The exit penalty is due to increase back to 25% from 6 April 2021, but AJ Bell has warned that unemployment and “serious financial hardship” is likely to come if the government support is pared back.

The investment platform said it would mean anyone under the age of 60 who wants to access their money for anything other than a first house purchase will face not only paying back the government bonus they received on the money they paid into their Lifetime ISA, but also “being hit with a penalty on top of that”.

“The Treasury’s decision to cut the Lifetime ISA exit charge from 25% to 20% for 2020/21 was pragmatic and designed to ensure those facing serious financial hardship during lockdown could at least get at their savings without being unfairly penalised,” commented AJ Bell senior analyst, Tom Selby.

“The increase in the exit penalty will likely be happening at the same time as millions of employees are being moved off furlough support and facing huge financial insecurity.

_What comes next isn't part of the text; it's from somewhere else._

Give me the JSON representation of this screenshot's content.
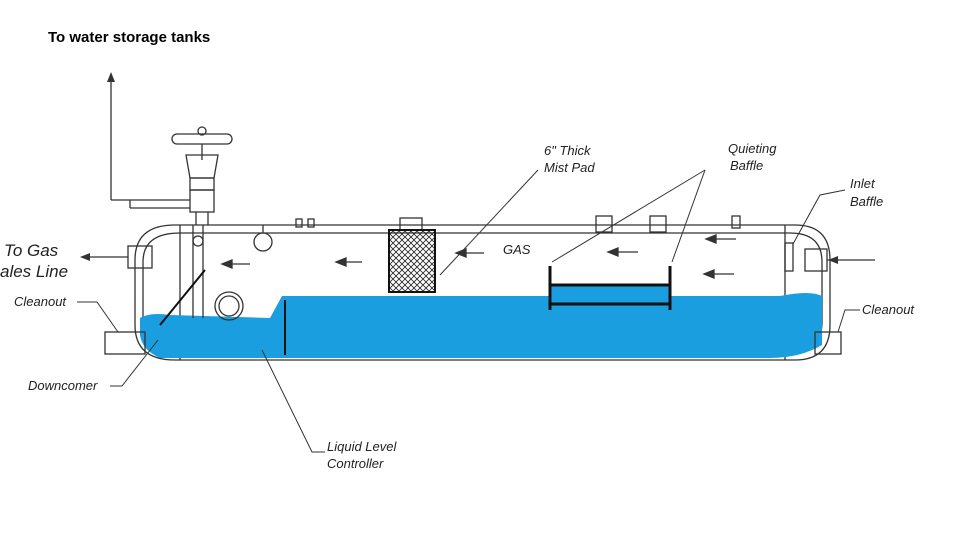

“While some jobs will remain viable as the UK economy hopefully begins to open up, many will sadly be lost. Anyone facing unemployment at this time may well need to use their savings to make ends meet – including money set aside for the future in a Lifetime ISA.”

AJ Bell has called on Chancellor, Rishi Sunak, to provide certainty for savers by making the Lifetime ISA exit charge reduction to 20% permanent.

“Setting the Lifetime ISA exit charge at 25% always felt an unfair punishment for those who choose to access their money early and runs counter to the overall aim of the product,” Selby added.

“As a minimum the government should keep the exit charge at 20% for the 2021/22 tax year. But a preferable solution would be to make the reduction permanent, meaning the aim of the charge would simply be to return the upfront bonus.”